Sorumluluk duygusunun ertelediği “Anılarda Kalan Portreler”

Gazinoda hesabı ödeyemeyen Nurullah Ataç ile Orhan Veli’nin imdadına kim yetişti? Sait Faik telifini peşin aldığı halde öyküleri niçin gönderemedi? Yılmaz Güney’in romanından zarar eden yayıncılar kimlerdi? Cahit Sıtkı’nın cenazesini karşılayan polisler ve daha fazlası…

MECİT ÜNAL

İlk örneklerine 17. Yüzyıldan itibaren Batı edebiyatında roman ve hikâyede rastladığımız resim sanatındakinden farklı biçim ve türdeki edebi portre, aynı zamanda karakter yaratmaktı. Roman ve hikâye yazarları tasvirin yanında portre yazımının da ustaları olarak ortaya çıktılar. Hugo’nun, Balzac’ın, Flaubert, Tolstoy ve Dostoyevski’nin romanlarında çizdikleri portreler (Jean Valjan, Goriot Baba, Madam Bovary, Anna Karenina, Raskolnikov, vd.) dünya edebiyatının unutulmaz karakterleri oldular.

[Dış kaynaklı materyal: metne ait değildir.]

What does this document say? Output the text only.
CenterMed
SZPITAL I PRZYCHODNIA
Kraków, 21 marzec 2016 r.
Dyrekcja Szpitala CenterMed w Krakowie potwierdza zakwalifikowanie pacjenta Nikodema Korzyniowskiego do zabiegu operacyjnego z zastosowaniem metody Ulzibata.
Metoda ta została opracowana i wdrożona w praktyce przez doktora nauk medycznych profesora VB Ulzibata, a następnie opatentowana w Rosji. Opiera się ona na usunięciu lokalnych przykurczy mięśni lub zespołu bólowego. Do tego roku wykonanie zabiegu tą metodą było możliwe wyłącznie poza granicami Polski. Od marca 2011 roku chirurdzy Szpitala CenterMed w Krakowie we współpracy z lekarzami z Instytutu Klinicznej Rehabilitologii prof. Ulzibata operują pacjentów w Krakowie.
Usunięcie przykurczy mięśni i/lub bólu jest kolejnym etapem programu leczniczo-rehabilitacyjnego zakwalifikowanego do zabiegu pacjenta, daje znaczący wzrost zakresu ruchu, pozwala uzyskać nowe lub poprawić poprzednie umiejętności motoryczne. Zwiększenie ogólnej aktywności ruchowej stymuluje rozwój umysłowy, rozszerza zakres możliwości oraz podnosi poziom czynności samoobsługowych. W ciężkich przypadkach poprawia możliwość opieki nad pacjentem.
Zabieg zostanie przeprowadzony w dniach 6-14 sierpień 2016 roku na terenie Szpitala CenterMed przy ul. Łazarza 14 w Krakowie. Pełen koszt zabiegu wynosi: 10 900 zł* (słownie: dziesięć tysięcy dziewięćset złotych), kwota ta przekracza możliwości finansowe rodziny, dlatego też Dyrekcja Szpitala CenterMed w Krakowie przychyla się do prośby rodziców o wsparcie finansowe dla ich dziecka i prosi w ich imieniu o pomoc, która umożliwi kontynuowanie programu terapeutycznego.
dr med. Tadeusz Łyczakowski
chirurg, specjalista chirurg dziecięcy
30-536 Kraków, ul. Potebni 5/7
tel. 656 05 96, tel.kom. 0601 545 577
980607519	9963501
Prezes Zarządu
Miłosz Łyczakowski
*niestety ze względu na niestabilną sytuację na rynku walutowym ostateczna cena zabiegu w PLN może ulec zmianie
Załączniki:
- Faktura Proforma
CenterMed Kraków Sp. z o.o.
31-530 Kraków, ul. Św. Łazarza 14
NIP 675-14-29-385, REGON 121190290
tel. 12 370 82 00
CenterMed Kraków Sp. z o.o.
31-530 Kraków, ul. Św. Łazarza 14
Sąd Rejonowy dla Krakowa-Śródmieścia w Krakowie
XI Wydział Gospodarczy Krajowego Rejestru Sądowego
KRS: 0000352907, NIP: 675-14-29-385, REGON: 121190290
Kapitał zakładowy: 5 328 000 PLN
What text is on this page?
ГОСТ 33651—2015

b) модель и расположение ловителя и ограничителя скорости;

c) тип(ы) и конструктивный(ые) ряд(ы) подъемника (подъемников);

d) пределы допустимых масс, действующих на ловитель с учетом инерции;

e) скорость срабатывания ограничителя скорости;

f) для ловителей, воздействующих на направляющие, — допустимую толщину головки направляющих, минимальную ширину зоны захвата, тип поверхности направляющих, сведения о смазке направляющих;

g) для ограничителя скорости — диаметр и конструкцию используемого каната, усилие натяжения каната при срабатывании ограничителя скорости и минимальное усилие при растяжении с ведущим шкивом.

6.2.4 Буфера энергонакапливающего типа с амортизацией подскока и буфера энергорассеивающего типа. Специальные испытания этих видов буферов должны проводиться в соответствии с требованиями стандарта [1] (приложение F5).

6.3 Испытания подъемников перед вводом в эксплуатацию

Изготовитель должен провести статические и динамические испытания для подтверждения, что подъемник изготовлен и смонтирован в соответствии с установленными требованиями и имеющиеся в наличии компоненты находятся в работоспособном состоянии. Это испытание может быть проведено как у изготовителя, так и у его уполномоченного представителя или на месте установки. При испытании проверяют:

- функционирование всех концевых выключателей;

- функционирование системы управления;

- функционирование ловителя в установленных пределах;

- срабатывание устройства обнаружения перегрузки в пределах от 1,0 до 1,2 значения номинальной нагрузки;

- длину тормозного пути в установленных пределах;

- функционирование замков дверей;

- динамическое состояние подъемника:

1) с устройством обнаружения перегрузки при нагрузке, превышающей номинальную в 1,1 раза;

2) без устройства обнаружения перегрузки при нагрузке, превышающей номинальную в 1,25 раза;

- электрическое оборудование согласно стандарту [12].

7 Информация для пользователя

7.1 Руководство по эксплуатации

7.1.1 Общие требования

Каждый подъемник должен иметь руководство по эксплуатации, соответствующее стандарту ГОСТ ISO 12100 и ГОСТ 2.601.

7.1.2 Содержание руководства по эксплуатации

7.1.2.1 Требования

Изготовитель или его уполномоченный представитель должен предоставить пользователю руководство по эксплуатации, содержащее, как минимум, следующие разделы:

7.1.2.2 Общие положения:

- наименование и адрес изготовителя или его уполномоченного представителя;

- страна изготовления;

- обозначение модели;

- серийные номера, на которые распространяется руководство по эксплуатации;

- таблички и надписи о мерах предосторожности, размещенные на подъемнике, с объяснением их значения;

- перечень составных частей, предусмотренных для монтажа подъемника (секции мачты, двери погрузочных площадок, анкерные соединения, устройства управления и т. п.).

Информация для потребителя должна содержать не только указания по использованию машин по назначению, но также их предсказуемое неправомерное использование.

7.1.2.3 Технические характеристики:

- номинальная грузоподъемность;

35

Salim Şengil’in “Anılarda Kalan Portreler”inin bu türdeki eserlerden farkı, adından da anlaşılacağı gibi hem bir dönemin yazarlarının portrelerine hem de onlarla ilgili anılara yer vermesi.

Yazılı ve sözlü en eski metinlerimizden mitolojilerimizde, destan, masal ve “Dede Korkut Hikâyeleri” başta olmak üzere halk hikâyelerimizde, Evliya Çelebi Seyahatnamesi başta olmak üzere seyahatnamelerimiz ve şair tezkirelerimizde çeşitli örneklerle karşılaşsak da, ki bunlar türün bizdeki ilkel örnekleri sayılabilirler, modern hikâye ve romanla ancak Tanzimat’tan sonra tanışan, ilk ürünlerini 1850’lerden sonra vermeye başlayan edebiyatımızda, Batıda olduğu gibi önce roman ve öykünün içinde ortaya çıkan portre, bağımsız tür olarak çok daha sonra gelişti.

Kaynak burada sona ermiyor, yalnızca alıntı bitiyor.